Wish me luck on my journey!

IVF? WTF.

21 Feb

I’ve been away a long time, I know. I still don’t know exactly what to do with this space or my other blog. I’m just not in a super share-y place these days (years?), at least not where baby J is concerned.

(That said, I made some real connections with some of you out there and seeing as I’m so infrequently here, I’d like to ask those of you who still read this, who feel connected with me still and feel so inclined, to please email me so we can keep in touch, or find me on FB if we’ve emailed in the past and you have my full name. Not on a blog is where I (not terribly often, I’ll admit, but sometimes) share updates on how she’s doing. But I will say this, she’s flippin’ gorgeous. And the greatest joy. But I worry all. the. time.)

Okay. Formalities out of the way, I’m back today because this is a space dedicated to trying to make a baby and all the ups and downs that go along with that pursuit. Lately, the thought of a number two has crossed my mind a few times. Specifically, a boy number two. Given the whole gender craziness we went through with J, DH and I both have this sense of loss. The moment we found out J was a girl, we were both given this mind-blowingly AMAZING gift, but we also lost this boy we had been dreaming of, bonding with, picturing. Loving.

In a strange way I feel like we’re owed our boy. That’s crazy I know but it’s a feeling I can’t shake.

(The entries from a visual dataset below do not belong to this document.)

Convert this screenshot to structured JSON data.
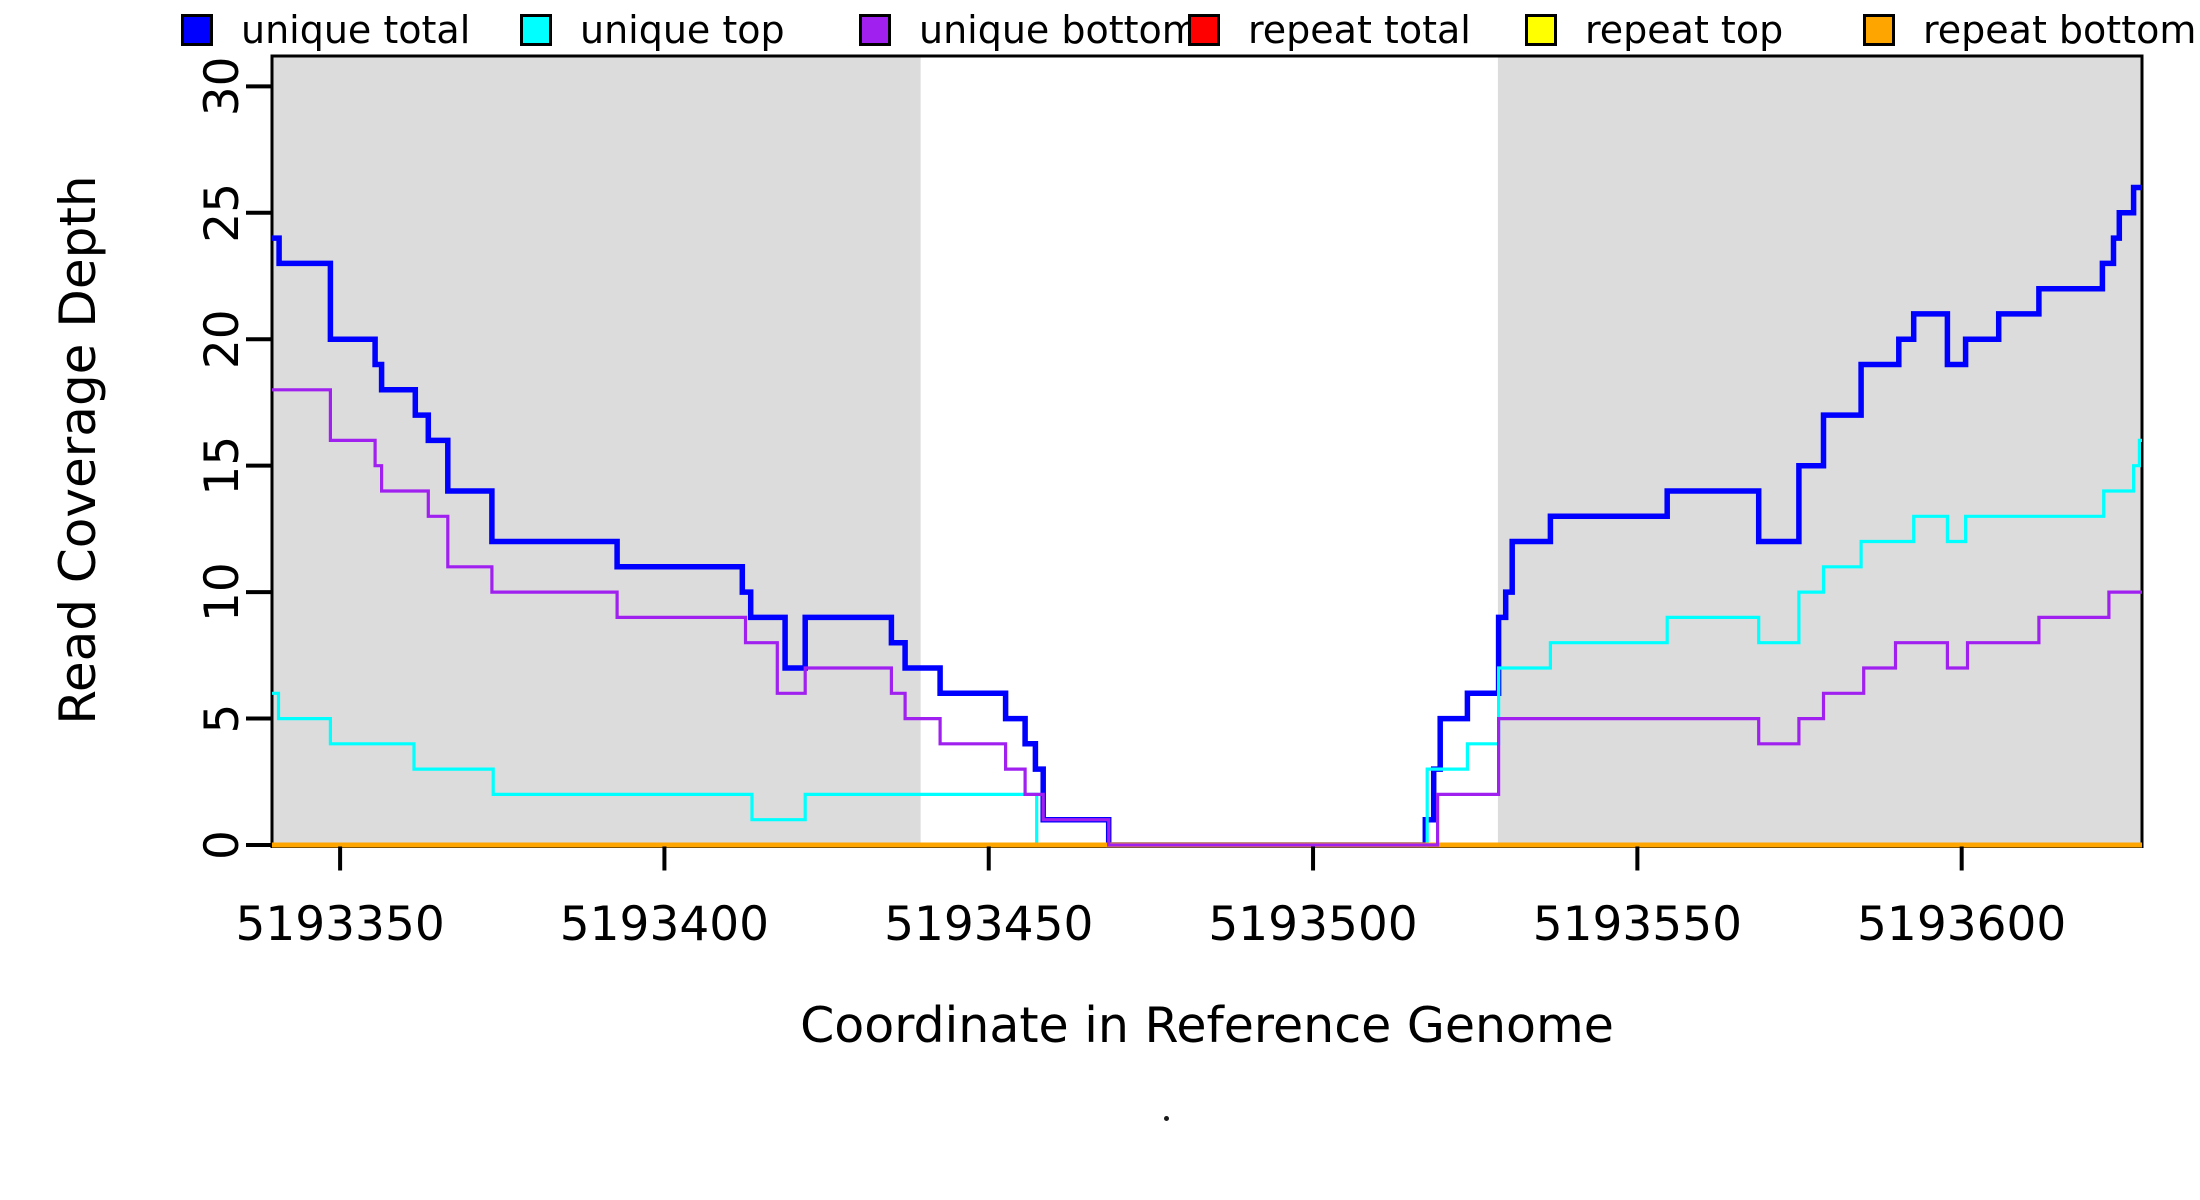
{
  "chart_data": {
    "type": "line",
    "line_style": "step",
    "title": "",
    "xlabel": "Coordinate in Reference Genome",
    "ylabel": "Read Coverage Depth",
    "xlim": [
      5193339.5,
      5193627.8
    ],
    "ylim": [
      0,
      31.2
    ],
    "x_ticks": [
      5193350,
      5193400,
      5193450,
      5193500,
      5193550,
      5193600
    ],
    "y_ticks": [
      0,
      5,
      10,
      15,
      20,
      25,
      30
    ],
    "grid": false,
    "legend_position": "bottom",
    "panel_border_color": "#000000",
    "shaded_region_color": "#dcdcdc",
    "shaded_regions": [
      [
        5193339.5,
        5193439.5
      ],
      [
        5193528.5,
        5193627.8
      ]
    ],
    "draw_order": [
      "unique total",
      "unique top",
      "repeat total",
      "repeat top",
      "repeat bottom",
      "unique bottom"
    ],
    "series": [
      {
        "name": "unique total",
        "color": "#0000ff",
        "line_width": 5.5,
        "points": [
          [
            5193339.5,
            24
          ],
          [
            5193340.6,
            23
          ],
          [
            5193348.5,
            20
          ],
          [
            5193355.4,
            19
          ],
          [
            5193356.4,
            18
          ],
          [
            5193361.6,
            17
          ],
          [
            5193363.6,
            16
          ],
          [
            5193366.6,
            14
          ],
          [
            5193373.4,
            12
          ],
          [
            5193392.7,
            11
          ],
          [
            5193412.0,
            10
          ],
          [
            5193413.3,
            9
          ],
          [
            5193418.6,
            7
          ],
          [
            5193421.7,
            9
          ],
          [
            5193435.0,
            8
          ],
          [
            5193437.1,
            7
          ],
          [
            5193442.5,
            6
          ],
          [
            5193452.6,
            5
          ],
          [
            5193455.6,
            4
          ],
          [
            5193457.2,
            3
          ],
          [
            5193458.4,
            1
          ],
          [
            5193468.5,
            0
          ],
          [
            5193517.3,
            1
          ],
          [
            5193518.6,
            3
          ],
          [
            5193519.6,
            5
          ],
          [
            5193523.8,
            6
          ],
          [
            5193528.6,
            9
          ],
          [
            5193529.7,
            10
          ],
          [
            5193530.7,
            12
          ],
          [
            5193536.6,
            13
          ],
          [
            5193554.6,
            14
          ],
          [
            5193568.7,
            12
          ],
          [
            5193574.9,
            15
          ],
          [
            5193578.7,
            17
          ],
          [
            5193584.5,
            19
          ],
          [
            5193590.3,
            20
          ],
          [
            5193592.6,
            21
          ],
          [
            5193597.8,
            19
          ],
          [
            5193600.6,
            20
          ],
          [
            5193605.7,
            21
          ],
          [
            5193611.9,
            22
          ],
          [
            5193621.7,
            23
          ],
          [
            5193623.4,
            24
          ],
          [
            5193624.3,
            25
          ],
          [
            5193626.5,
            26
          ]
        ]
      },
      {
        "name": "unique top",
        "color": "#00ffff",
        "line_width": 3.2,
        "points": [
          [
            5193339.5,
            6
          ],
          [
            5193340.5,
            5
          ],
          [
            5193348.5,
            4
          ],
          [
            5193361.4,
            3
          ],
          [
            5193373.6,
            2
          ],
          [
            5193413.5,
            1
          ],
          [
            5193421.7,
            2
          ],
          [
            5193457.4,
            0
          ],
          [
            5193517.6,
            3
          ],
          [
            5193523.8,
            4
          ],
          [
            5193528.6,
            7
          ],
          [
            5193536.6,
            8
          ],
          [
            5193554.6,
            9
          ],
          [
            5193568.7,
            8
          ],
          [
            5193574.9,
            10
          ],
          [
            5193578.7,
            11
          ],
          [
            5193584.5,
            12
          ],
          [
            5193592.6,
            13
          ],
          [
            5193597.8,
            12
          ],
          [
            5193600.6,
            13
          ],
          [
            5193621.9,
            14
          ],
          [
            5193626.5,
            15
          ],
          [
            5193627.4,
            16
          ]
        ]
      },
      {
        "name": "unique bottom",
        "color": "#a020f0",
        "line_width": 3.2,
        "points": [
          [
            5193339.5,
            18
          ],
          [
            5193348.5,
            16
          ],
          [
            5193355.4,
            15
          ],
          [
            5193356.4,
            14
          ],
          [
            5193363.6,
            13
          ],
          [
            5193366.6,
            11
          ],
          [
            5193373.4,
            10
          ],
          [
            5193392.7,
            9
          ],
          [
            5193412.5,
            8
          ],
          [
            5193417.4,
            6
          ],
          [
            5193421.7,
            7
          ],
          [
            5193435.0,
            6
          ],
          [
            5193437.1,
            5
          ],
          [
            5193442.5,
            4
          ],
          [
            5193452.6,
            3
          ],
          [
            5193455.6,
            2
          ],
          [
            5193458.4,
            1
          ],
          [
            5193468.5,
            0
          ],
          [
            5193519.2,
            2
          ],
          [
            5193528.6,
            5
          ],
          [
            5193568.7,
            4
          ],
          [
            5193574.9,
            5
          ],
          [
            5193578.7,
            6
          ],
          [
            5193584.9,
            7
          ],
          [
            5193589.8,
            8
          ],
          [
            5193597.8,
            7
          ],
          [
            5193600.9,
            8
          ],
          [
            5193611.9,
            9
          ],
          [
            5193622.7,
            10
          ]
        ]
      },
      {
        "name": "repeat total",
        "color": "#ff0000",
        "line_width": 3.2,
        "points": [
          [
            5193339.5,
            0
          ]
        ]
      },
      {
        "name": "repeat top",
        "color": "#ffff00",
        "line_width": 3.2,
        "points": [
          [
            5193339.5,
            0
          ]
        ]
      },
      {
        "name": "repeat bottom",
        "color": "#ffa500",
        "line_width": 5,
        "points": [
          [
            5193339.5,
            0
          ]
        ]
      }
    ]
  },
  "axes": {
    "x_tick_labels": [
      "5193350",
      "5193400",
      "5193450",
      "5193500",
      "5193550",
      "5193600"
    ],
    "y_tick_labels": [
      "0",
      "5",
      "10",
      "15",
      "20",
      "25",
      "30"
    ],
    "x_title": "Coordinate in Reference Genome",
    "y_title": "Read Coverage Depth"
  },
  "legend": {
    "items": [
      {
        "label": "unique total",
        "color": "#0000ff"
      },
      {
        "label": "unique top",
        "color": "#00ffff"
      },
      {
        "label": "unique bottom",
        "color": "#a020f0"
      },
      {
        "label": "repeat total",
        "color": "#ff0000"
      },
      {
        "label": "repeat top",
        "color": "#ffff00"
      },
      {
        "label": "repeat bottom",
        "color": "#ffa500"
      }
    ]
  }
}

Some ladies out there who were roughly “cycling” around the same time as me are already thinking of or in some cases are pursuing or already pregnant with their next little one(s). I regard this with this whole mix of emotions. On the one hand, I’m jealous. Jealous that they’re there, and they’re confident, and they’re doing it. Also? I’m scared. Because as much as I want it, I don’t know if it’s the right time. I don’t know if I’m ready to share my body. I don’t know if I could handle another traumatic pregnancy, and birth, and infancy. And I think you always risk that, every time a baby is made. And then there’s the big thing.

Which is, a not-so-insignificant part of me is terrified that IVF is to blame for everything that went wrong with my pregnancy and J’s health. Maybe that’s unfair to say, maybe that same part of me is just looking for something to blame or just to make some sense of it all. But I didn’t have any of the main risk factors for pre-eclampsia or gastroschisis. Except IVF. Which sucks because, there’d be no J without IVF, I’m painfully aware of that. But I’m terrified that if we did it again, we’d face the same or some other struggle as a result.

In my darkest thoughts, I’ve always worried that we forced the issue with J. We MADE Mother Nature give us a baby where maybe she wasn’t ready to, or ever going to. And so, we paid a price. WRONG, I know. Effed up. But these are thoughts in my head sometimes.

And then I think of all the healthy babies born as a result of IVF. I wonder if any of our embryos are destined for a breathing existence on this earth, outside of their cold frozen little petri dish or glass vial or whatever they’re in. Do we owe them something? Now that we’ve created them? Or would it be better to try on our own, just try, because who knows? Maybe? Before we tumble down that path again.

Can we even get pregnant on our own? The curse of the unexplained. We did once, unsuccessfully, a long time ago. Will our new insurance even cover infertility? Another dark curtain I’ve yet to pull back.

More importantly, are we ready. Sometimes we think all the struggles with J would go by much faster if we had something else to focus on, something positive. Or would that intensify the whole thing. Make it that much harder? Is it unfair to her to make another baby right now? Is it unfair to not?

J is nine months old today. Things are not where I thought they’d be by now, with her health I mean, but I’m making my peace with that, or at least desperately trying. When she turns one is when we might get serious about all this but clearly, many things need to be figured out, sorted through, dredged into the light and dealt with before that can happen. But the first step is figuring out what those demons are. And that’s what I’ve always adored about IF blogging.

So if you’re still there, thanks for listening.